La vingt et deusiesme nouvelle racompte d'ung gentilhomme qui engroissa une jeune fille, et puis en une armée s'en ala. Et, avant son retour, elle d'ung autre s'accointa, auquel son enfant elle donna. Et le gentilhomme, de la guerre retourné, son enfant demanda; et elle lui pria que à son nouvel amy le laissast, promettant que le premier qu'elle feroit sans faulte lui donneroit, comme cy dessoubz vous sera recordé.

La vingt et troisiesme nouvelle, d'ung clerc de qui sa maistresse fut amoureuse, la quelle à bon escient s'i accorda, pourtant qu'elle avoit passé la raye que le dit clerc lui avoit faicte.
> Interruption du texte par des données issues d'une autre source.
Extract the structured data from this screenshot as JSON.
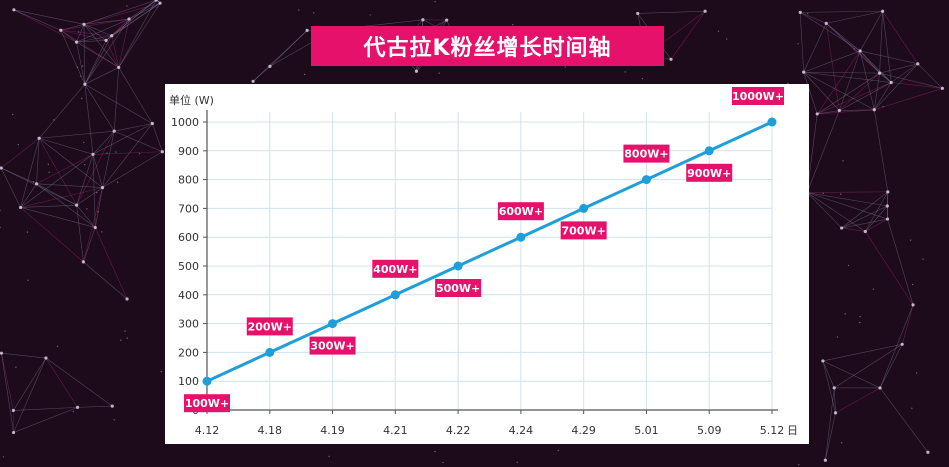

Ce voyant son petit filz dist à son père, quant il fut venu, qu'il ne passast point la raye: car, s'il la passoit, le clerc lui feroit comme il avoit fait à sa mère.

La vingt et quatriesme nouvelle, dicte et racomptée par monseigneur de Fiennes, d'ung conte qui une trèsbelle, jeune et gente fille, l'une de ses subjectes, cuida decevoir par force; et comment elle s'en eschappa par le moyen de ses houseaux; mais depuis l'en prisa trèsfort, et l'aida à marier, comme il vous sera declairé cy aprés.

La vingt et cinquiesme nouvelle, racomptée et dicte par Monseigneur de Saint Yon, de celle qui de force se plaignit d'ung compaignon, lequel elle avoit mesme adrecié à trouver ce qu'il queroit; et du jugement qui en fut fait.

La vingt et siziesme nouvelle, racomptée et mise en terme par monseigneur de Foquessoles, des amours d'ung gentilhomme et d'une damoiselle, laquelle esprouva la loyauté du gentilhomme par une merveilleuse et gente façon, et coucha troys nuytz avec lui sans aucunement savoir que ce fust elle; mais pour homme la tenoit, ainsy comme plus à plein pourrez ouyr cy après.

La vingt et septiesme nouvelle, racomptée par monseigneur de Beauvoir, des amours d'ung grant seigneur de ce royaume et d'une gente damoiselle mariée, laquelle, affin de baillier lieu à son serviteur, fist son mary bouter en ung bahu par le moyen de ses chamberières, et léans le fist tenir toute la nuyt, tandis qu'avec son serviteur passoit le temps; et des gaigeures qui furent faictes entre elle et son dit mary, comme il vous sera recordé cy après.

La vingt et huitiesme nouvelle, dicte et racomptée par messire Michault de Changy, de la journée assignée à ung grand prince de ce royaume par une demoiselle servante de chambre de la Royne; et du petit exploit d'armes que fist le dit prince, et des faintises que la dicte demoiselle disoit à la royne de sa levrière, la quelle estoit tout à propos enfermée dehors de la chambre de la dicte royne, comme orrez cy après.

La vingt et nefviesme nouvelle, racomptée par monseigneur, d'ung gentilhomme qui, dès la première nuyt qu'il se maria, et aprés qu'il eut heurté ung coup à sa femme, elle luy rendit ung enfant; et de la manière qu'il en tint, et des paroles qu'il en dist ses compagnons qui lui apportoient le chaudeau, comme vous orrez cy aprés.

La trentiesme nouvelle, racomptée par monseigneur de Beauvoir, François, de troys marchans de Savoye alans en pelerinage à saint Anthoine en Viennois, qui furent trompez et deceuz par trois cordeliers, lesquelz couchèrent avec leurs femmes, combien qu'elles cuidoient estre avec leurs mariz; et comment, par le rapport qu'elles firent, leurs maryz le sceurent, et de la manière qu'ilz en tindrent, comme vous orrez cy après.

La trente et uniesme nouvelle, mise en avant par Monseigneur, de l'escuier qui trouva la mulette de son compaignon et monta dessus, laquelle le mena à l'uis de la dame de son maistre; et fist tant l'escuier qu'il coucha léans, où son compaignon le vint trouver; et pareillement des paroles qui furent entre eulz, comme plus à plain vous sera declairé cy dessoubz.